The United Arab Emirates (UAE) are a collection of individual Islamic entities that function essentially as monarchies, with a degree of collective decision-making at the national level. The nation is explicitly Islamic, with Islam being the state religion and Islamic religious law being the main source of legislation. There is codified freedom of religion, only with the vague exception that it does not extend to violations of "public morals." Legislation against blaspheming Islam exists, as well as against "condoning or encouraging sin," which would apply to both blasphemers and apostates.
Being situated on the Arabian Peninsula, the lands that today encompass the United Arab Emirates were Islamized early, beginning during the life of the Prophet Muhammad. Since then, the region existed under mostly constant Islamic rule of one form or another. Notable exceptions include periods of Portuguese and British incursion and colonization.
The current constitution dates from 1971, when the region gained its independence from Britain and the formal entity of the United Arab Emirates was established. This founding document ensured that the region and its politics would retain their historical Islamic character and legacy, establishing Islam as the state religion and Islamic religious law as the main source of legislation.

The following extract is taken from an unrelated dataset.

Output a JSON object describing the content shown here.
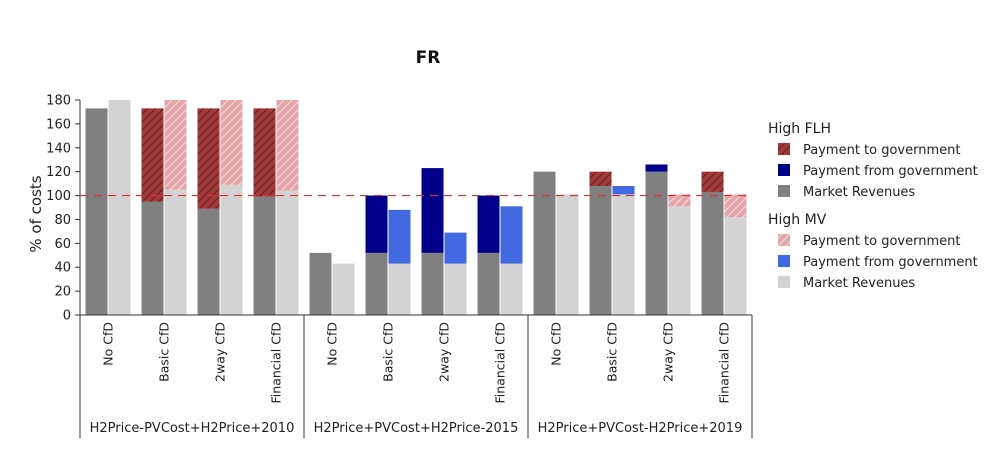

The current penal code punishes blasphemy against Islam's practices and doctrines specifically with fines and imprisonment, and the same punishment extends to blasphemy against recognized religious groups (there are separate provisions for both). The nation, being essentially theocratic, also long codified the death penalty for hudud crimes, which includes apostasy; however, in 2020, some moderating reforms were introduced, and apostasy is no longer explicitly/officially punishable by death.